I have been tinkering with BSP trees for a while now and am also playing with threads. When adding a triangle to a BSP tree, an opportunity arises to create a new thread for the purposes of processing data in parallel.
insert(triangle, bspnode) { .... else if(triangle spans bspnode) { (frontpiece, backpiece) = plane_split(triangle, bspnode) insert(frontpiece, bspnode.front) insert(backpiece, bspnode.back) } .... }
The two insert operations above could be executed by two threads, and since they do not modify the same data, cheap synchronization can be used.

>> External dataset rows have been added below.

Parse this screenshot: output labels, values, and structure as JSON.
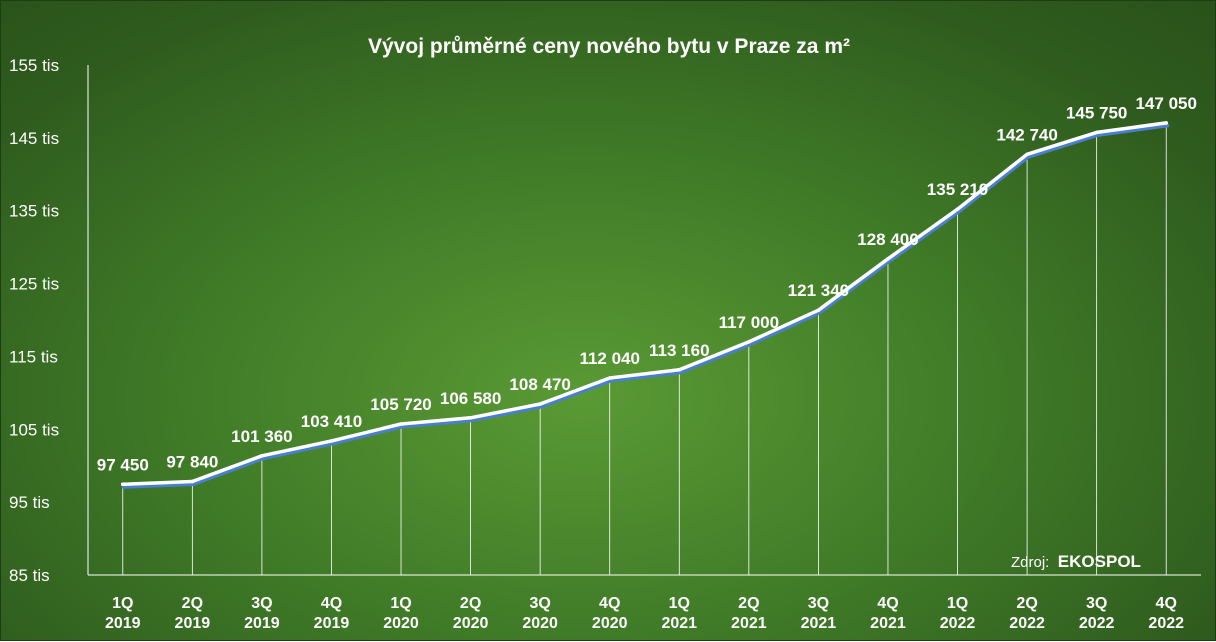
{
  "chart_data": {
    "type": "line",
    "title": "Vývoj průměrné ceny nového bytu v Praze za m²",
    "categories": [
      [
        "1Q",
        "2019"
      ],
      [
        "2Q",
        "2019"
      ],
      [
        "3Q",
        "2019"
      ],
      [
        "4Q",
        "2019"
      ],
      [
        "1Q",
        "2020"
      ],
      [
        "2Q",
        "2020"
      ],
      [
        "3Q",
        "2020"
      ],
      [
        "4Q",
        "2020"
      ],
      [
        "1Q",
        "2021"
      ],
      [
        "2Q",
        "2021"
      ],
      [
        "3Q",
        "2021"
      ],
      [
        "4Q",
        "2021"
      ],
      [
        "1Q",
        "2022"
      ],
      [
        "2Q",
        "2022"
      ],
      [
        "3Q",
        "2022"
      ],
      [
        "4Q",
        "2022"
      ]
    ],
    "values": [
      97450,
      97840,
      101360,
      103410,
      105720,
      106580,
      108470,
      112040,
      113160,
      117000,
      121340,
      128400,
      135210,
      142740,
      145750,
      147050
    ],
    "data_labels": [
      "97 450",
      "97 840",
      "101 360",
      "103 410",
      "105 720",
      "106 580",
      "108 470",
      "112 040",
      "113 160",
      "117 000",
      "121 340",
      "128 400",
      "135 210",
      "142 740",
      "145 750",
      "147 050"
    ],
    "ylim": [
      85000,
      155000
    ],
    "yticks": [
      85000,
      95000,
      105000,
      115000,
      125000,
      135000,
      145000,
      155000
    ],
    "ytick_labels": [
      "85 tis",
      "95 tis",
      "105 tis",
      "115 tis",
      "125 tis",
      "135 tis",
      "145 tis",
      "155 tis"
    ],
    "line_color": "#ffffff",
    "shadow_color": "#4a7fd0",
    "grid": false,
    "drop_lines": true,
    "source_prefix": "Zdroj:",
    "source_name": "EKOSPOL"
  }
}
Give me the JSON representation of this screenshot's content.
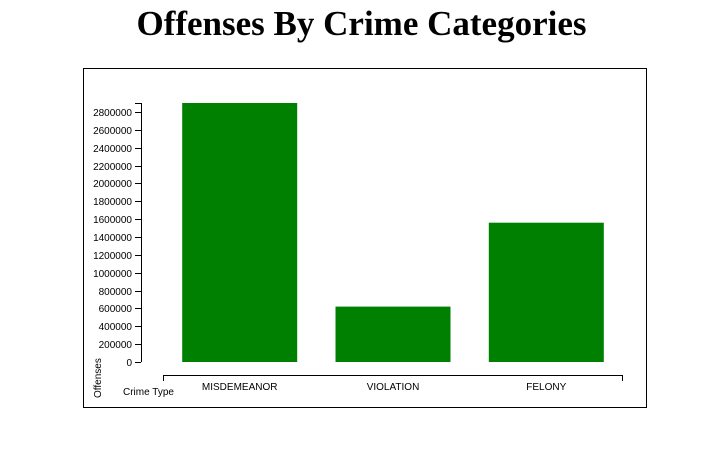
{
  "title": "Offenses By Crime Categories",
  "chart_data": {
    "type": "bar",
    "categories": [
      "MISDEMEANOR",
      "VIOLATION",
      "FELONY"
    ],
    "values": [
      2900000,
      620000,
      1560000
    ],
    "xlabel": "Crime Type",
    "ylabel": "Offenses",
    "ylim": [
      0,
      2900000
    ],
    "yticks": [
      0,
      200000,
      400000,
      600000,
      800000,
      1000000,
      1200000,
      1400000,
      1600000,
      1800000,
      2000000,
      2200000,
      2400000,
      2600000,
      2800000
    ],
    "bar_color": "#008000",
    "grid": false,
    "legend": "none"
  }
}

insert(triangle, bspnode) { .... else if(triangle spans bspnode) { (frontpiece, backpiece) = split(triangle, bspnode) handle = beginthread(insert(backpiece, bspnode.front)) insert(frontpiece, bspnode.back) if(handle) { waitforthread(handle) } else { insert(backpiece, bspnode.front) } } .... }
This new method attempts to create a thread to complete the operation in parallel, but should not fail if the thread cannot be created (it will simply revert to the original algorithm).
Is this a sound programming practice, or am I using threads improperly? I have not been able to find any literature on this technique. I like that it tends to use my CPU to its fullest (2 cores), and would theoretically scale to any number of processors available. I don’t like that it might be horribly wasteful on CPU and memory.
Threads are great if some part of the processing is waiting on something external (user input, I/O, some other processing) – the thread that’s waiting can continue to wait, while a thread that isn’t waiting forges on ahead.
However, for processing-intensive tasks, more threads than processors actually creates overhead. It seems like your threads are doing all ‘CPU work’, so I’d stick to one thread per core – test to find the optimal number, though.
The biggest overhead created is from context switching (freezing one thread and loading the execution context of the next one), as well as cache misses when threads are doing tasks with different memory (if your thread can use the CPU cache effectively).